Il film del 2003 diretto e scritto dal Maestro danese Lars von Trier che coniuga cinema e teatro.
Articolo di Marco Lorè
Lars von Trier ci mostra con gran lungimiranza uno spaccato di civiltà attuale, nonostante scelga uno spazio temporale abbastanza lontano dal nostro.
Ci mostra come una pseudo moralità e il patetico perbenismo di facciata non servano ad altro che a generare ulteriore morbosità e violenza, ovvero l'esatto contrario degli obiettivi presumibilmente e ipocritamente stabiliti.
E aggiungendo, inoltre, una filosofia spicciola, il quadro generale diventa ancora più drammatico e insostenibile.
Una società che non riesce a comprendere il valore alto del rispetto di ogni, e sottolineo ogni, libertà e scelta individuale dettata solamente dalle proprie naturali inclinazioni, "non è una società di cui si sentirebbe la mancanza se sparisse" (parafrasi ).
E il rispetto per tali scelte deve essere, necessariamente, accompagnato nell'educare le generazioni future proprio a questo rispetto, trattandolo con riguardo e tatto.
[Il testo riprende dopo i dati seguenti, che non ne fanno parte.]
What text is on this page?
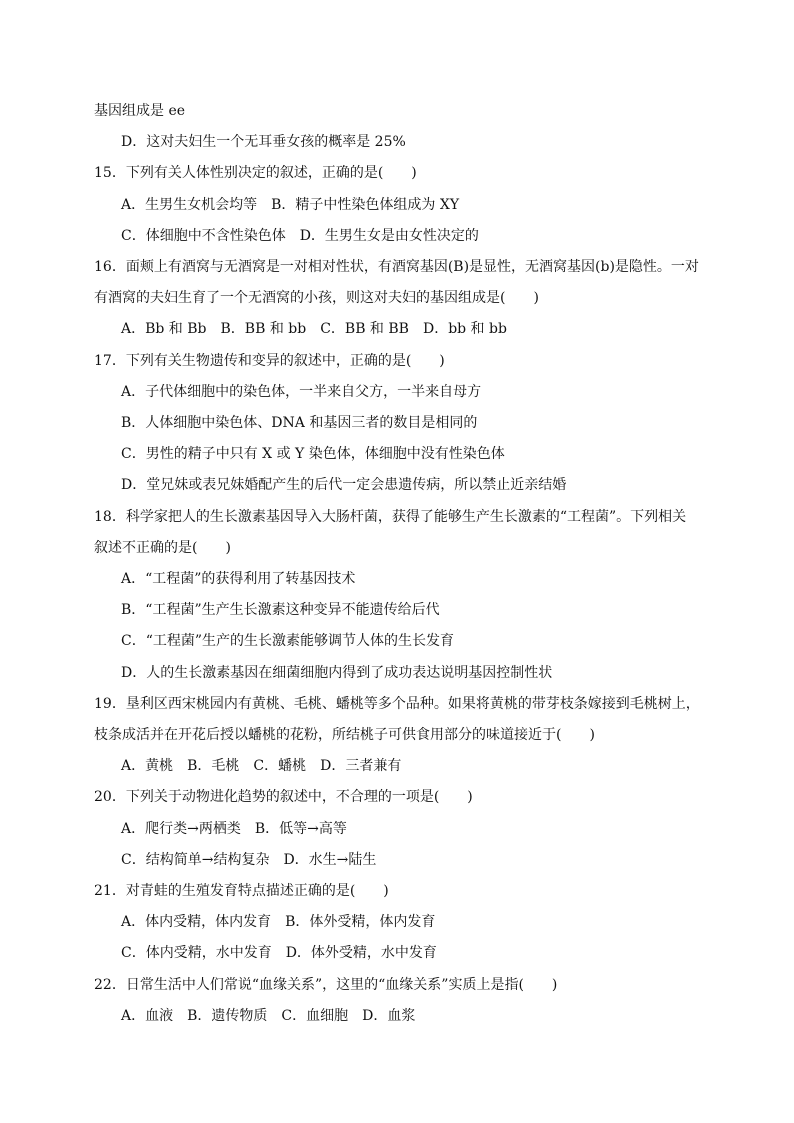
基因组成是 ee
D．这对夫妇生一个无耳垂女孩的概率是 25%
15．下列有关人体性别决定的叙述，正确的是(　　)
A．生男生女机会均等　B．精子中性染色体组成为 XY
C．体细胞中不含性染色体　D．生男生女是由女性决定的
16．面颊上有酒窝与无酒窝是一对相对性状，有酒窝基因(B)是显性，无酒窝基因(b)是隐性。一对
有酒窝的夫妇生育了一个无酒窝的小孩，则这对夫妇的基因组成是(　　)
A．Bb 和 Bb　B．BB 和 bb　C．BB 和 BB　D．bb 和 bb
17．下列有关生物遗传和变异的叙述中，正确的是(　　)
A．子代体细胞中的染色体，一半来自父方，一半来自母方
B．人体细胞中染色体、DNA 和基因三者的数目是相同的
C．男性的精子中只有 X 或 Y 染色体，体细胞中没有性染色体
D．堂兄妹或表兄妹婚配产生的后代一定会患遗传病，所以禁止近亲结婚
18．科学家把人的生长激素基因导入大肠杆菌，获得了能够生产生长激素的“工程菌”。下列相关
叙述不正确的是(　　)
A．“工程菌”的获得利用了转基因技术
B．“工程菌”生产生长激素这种变异不能遗传给后代
C．“工程菌”生产的生长激素能够调节人体的生长发育
D．人的生长激素基因在细菌细胞内得到了成功表达说明基因控制性状
19．垦利区西宋桃园内有黄桃、毛桃、蟠桃等多个品种。如果将黄桃的带芽枝条嫁接到毛桃树上，
枝条成活并在开花后授以蟠桃的花粉，所结桃子可供食用部分的味道接近于(　　)
A．黄桃　B．毛桃　C．蟠桃　D．三者兼有
20．下列关于动物进化趋势的叙述中，不合理的一项是(　　)
A．爬行类→两栖类　B．低等→高等
C．结构简单→结构复杂　D．水生→陆生
21．对青蛙的生殖发育特点描述正确的是(　　)
A．体内受精，体内发育　B．体外受精，体内发育
C．体内受精，水中发育　D．体外受精，水中发育
22．日常生活中人们常说“血缘关系”，这里的“血缘关系”实质上是指(　　)
A．血液　B．遗传物质　C．血细胞　D．血浆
E non con derisione e prevaricazione.
E la sospensione di ogni giudizio morale va applicata, perchè all'interno delle nostre case, oramai senza pareti, ma stracolme di materialismo — proprio come il Maestro Von Trier ha voluto rappresentare — si consumano le medesime corruzioni e bassezze, entrambe di ogni qualsivoglia tipologia, che amiamo tanto denigrare e additare come male assoluto pubblicamente.
E coloro che praticano tali azioni, lo fanno ergendosi a incontestabili vessiliferi/e di una bieca e univoca etica determinata a farcire di populismo e di non veritiera giustizia le pance di altre persone, generando solo ed esclusivamente vantaggi personali e creando ancora di più divisioni, malessere, pressione sociale, e degrado intellettuale.
Il raziocinio viene accantonato per lasciare spazio a quell'istinto cruento animalesco che non fa che determinare i cambiamenti da carnefici a vittime e da vittime a carnefici dei protagonisti.
Lars von Trier, fortunatamente, non lascia scampo a tutto questo. Salva e libera solo il cane, unico superstite e rappresentante di quell' istintività che appartiene al regno animale e, pertanto, degno di assoluta clemenza, in quanto scevro da raziocinio umano.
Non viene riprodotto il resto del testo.